As you can see, the order of instructions in the bytecode does not match the execution order.
For example, the return opcode is in the middle of the bytecode, while it is the end of the exection.
Therefore some parts must have a goto to resume the execution at the correct point.
For example, the basic block for the case that the argument of the switch opcode is 5 ends at offset 0xa6
and has a goto command to subtract 0x45 from the current offset.

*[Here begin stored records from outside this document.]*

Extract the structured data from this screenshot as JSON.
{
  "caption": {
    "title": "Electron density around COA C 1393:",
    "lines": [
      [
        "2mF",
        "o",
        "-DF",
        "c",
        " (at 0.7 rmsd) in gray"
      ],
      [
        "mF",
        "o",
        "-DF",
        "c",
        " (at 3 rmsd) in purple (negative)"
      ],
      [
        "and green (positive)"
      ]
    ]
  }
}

But that ends up beeing offset 0x61? No, it does not. To increase your confusion, you have to know,
that offset arguments for opcodes are always in 16-bit units, while the offset used by androguard are counted in 8-bit units.
That means, that you have to subtract 0x8a, which indeed returns to offset 0x1c in the bytecode.
Warning
The offset units used are sometimes a little bit inconsistent across androguard! If you find some inconsistent behaviour, please report it as an issue.
To conclude, let’s take a look at the actual Java source code of this particular method:
public static void main(String [] z) {
int a = 5;
switch(a)
{
case 1:
case 2:
System.out.println("1 || 2");
break;
case 3:
System.out.print("3 || ");
case 4:
default:
System.out.println("4");
break;
case 5:
System.out.println("5");
}
TestDefaultPackage p = new TestDefaultPackage();
TestInnerClass t = p.new TestInnerClass(3, 4);
TestInnerClass.TestInnerInnerClass t2 = t.new TestInnerInnerClass(3, 4);
System.out.println("t.a = " + t.a);
}
Can you see how each Basic block belongs to a different path in the code?